= Kirill Tikhonov =

Russian conductor

Kirill Tikhonov (1921–1998) was a Russian conductor and a recipient of the People's Artist of Russia award.

==Biography==
Kirill Tikhonov graduated from Moscow Conservatory in 1947 and by 1952 was graduated from symphonic conducting department of the Saint Petersburg Conservatory as well. His first public appearance took place at the Moscow Theater of Drama in 1945 and later on he appeared at the Saint Petersburg Comedy Theatre and both Perm and Sverdlovsk Theatre of Opera and Ballet. In 1977 he became a lecturer at the Moscow State University of Culture and later became a professor there. By 1990 he was promoted to a chief conductor and then became musical director of Helikon Opera which he co-founded along with Dmitry Bertman and became his friend and helper till his death on 29 December 1998.

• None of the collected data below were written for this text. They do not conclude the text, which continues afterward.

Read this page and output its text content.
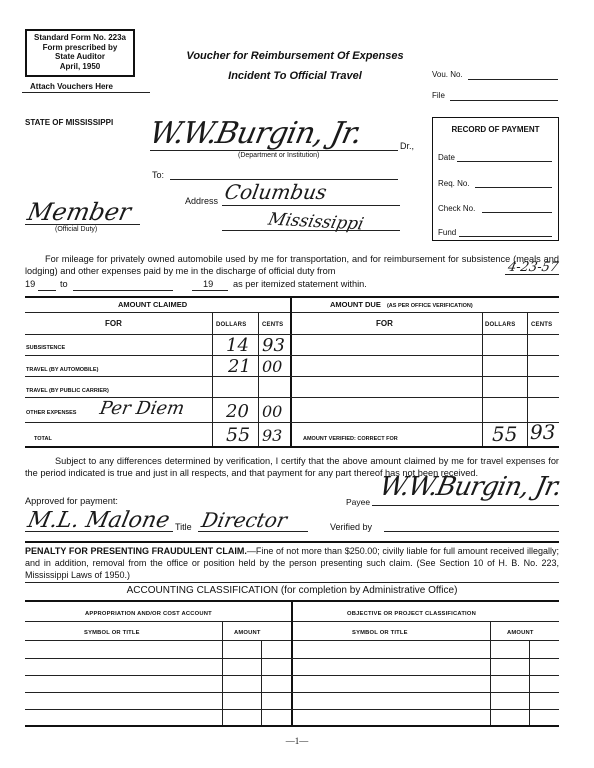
Standard Form No. 223a
Form prescribed by
State Auditor
April, 1950
Attach Vouchers Here
Voucher for Reimbursement Of Expenses
Incident To Official Travel	Vou. No.
File
STATE OF MISSISSIPPI W.W.Burgin, Jr.	Dr.,
(Department or Institution)
To:
Address Columbus
Mississippi
Member
(Official Duty)
RECORD OF PAYMENT
Date
Req. No.
Check No.
Fund
For mileage for privately owned automobile used by me for transportation, and for reimbursement for subsistence (meals and lodging) and other expenses paid by me in the discharge of official duty from	4-23-57
19	to	19 as per itemized statement within.
AMOUNT CLAIMED	AMOUNT DUE (AS PER OFFICE VERIFICATION)
FOR	DOLLARS	CENTS	FOR	DOLLARS	CENTS
SUBSISTENCE	14 93
TRAVEL (BY AUTOMOBILE)	21 00
TRAVEL (BY PUBLIC CARRIER)
OTHER EXPENSES Per Diem 20 00
TOTAL	55 93	AMOUNT VERIFIED: CORRECT FOR	55 93
Subject to any differences determined by verification, I certify that the above amount claimed by me for travel expenses for the period indicated is true and just in all respects, and that payment for any part thereof has not been received.
Approved for payment:	Payee W.W.Burgin, Jr.
M.L. Malone Title Director	Verified by
PENALTY FOR PRESENTING FRAUDULENT CLAIM.—Fine of not more than $250.00; civilly liable for full amount received illegally; and in addition, removal from the office or position held by the person presenting such claim. (See Section 10 of H. B. No. 223, Mississippi Laws of 1950.)
ACCOUNTING CLASSIFICATION (for completion by Administrative Office)
APPROPRIATION AND/OR COST ACCOUNT	OBJECTIVE OR PROJECT CLASSIFICATION
SYMBOL OR TITLE	AMOUNT	SYMBOL OR TITLE	AMOUNT
—1—
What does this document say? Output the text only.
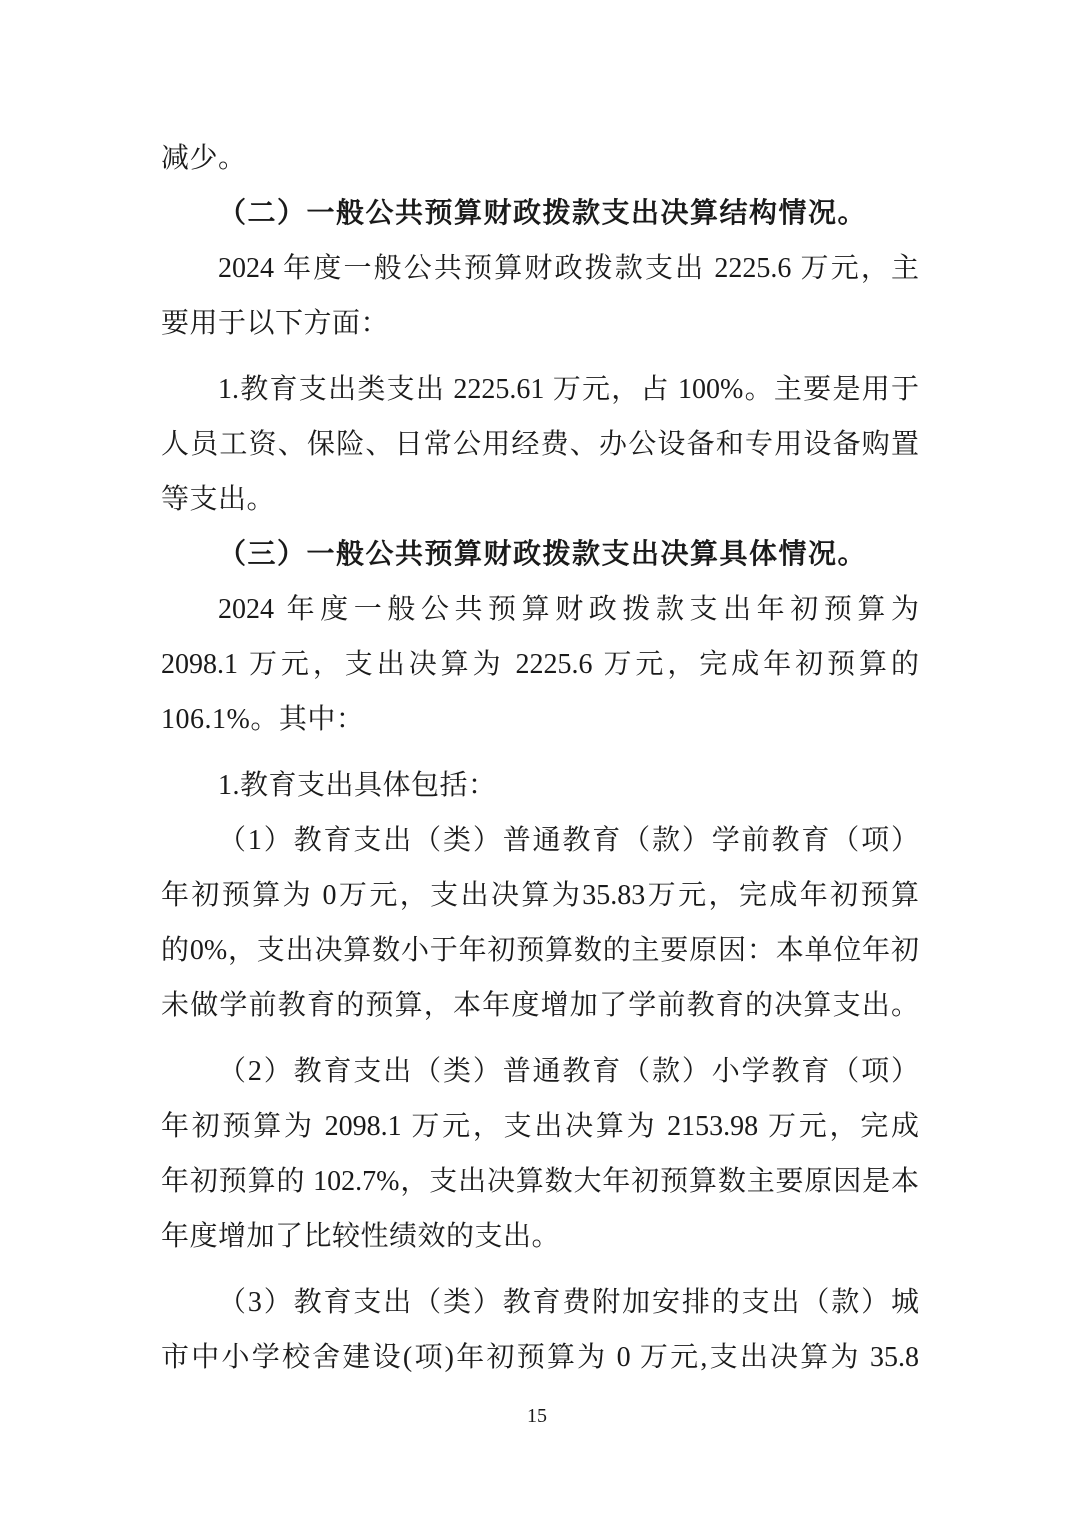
减少。
（二）一般公共预算财政拨款支出决算结构情况。
2024 年度一般公共预算财政拨款支出 2225.6 万元，主
要用于以下方面：
1.教育支出类支出 2225.61 万元，占 100%。主要是用于
人员工资、保险、日常公用经费、办公设备和专用设备购置
等支出。
（三）一般公共预算财政拨款支出决算具体情况。
2024 年度一般公共预算财政拨款支出年初预算为
2098.1 万元，支出决算为 2225.6 万元，完成年初预算的
106.1%。其中：
1.教育支出具体包括：
（1）教育支出（类）普通教育（款）学前教育（项）
年初预算为 0万元，支出决算为35.83万元，完成年初预算
的0%，支出决算数小于年初预算数的主要原因：本单位年初
未做学前教育的预算，本年度增加了学前教育的决算支出。
（2）教育支出（类）普通教育（款）小学教育（项）
年初预算为 2098.1 万元，支出决算为 2153.98 万元，完成
年初预算的 102.7%，支出决算数大年初预算数主要原因是本
年度增加了比较性绩效的支出。
（3）教育支出（类）教育费附加安排的支出（款）城
市中小学校舍建设(项)年初预算为 0 万元,支出决算为 35.8
15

During his life he has toured throughout Russia and overseas conducting such operas as Mikhail Glinka's A Life for the Tsar, Alexander Borodin's Prince Igor, Modest Mussorgsky's Boris Godunov and Khovanshchina, and both The Queen of Spades and Eugene Onegin of Pyotr Ilyich Tchaikovsky, among others. Besides operas he also conducted ballet music as well, including Sergei Prokofiev's Cinderella, Peer Gynt and Rodion Shchedrin's The Humpbacked Horse. For Helikon Opera alone he has conducted over 23 operas including Giovanni Battista Pergolesi's La serva padrona, The Tsar's Bride of Nikolai Rimsky-Korsakov, Georges Bizet's Carmen, Prokofiev's Rotschield’s Violin and both La traviata and Aida of Giuseppe Verdi. Many future conductors such as Lev Lyakh, Wolf Gorelik, Eugene Kolobov, Valery Kritskov, Evgeny Brazhnik, Alexander Voloshchuk and Victoria Unguryanu among others did some practical work under his guidance.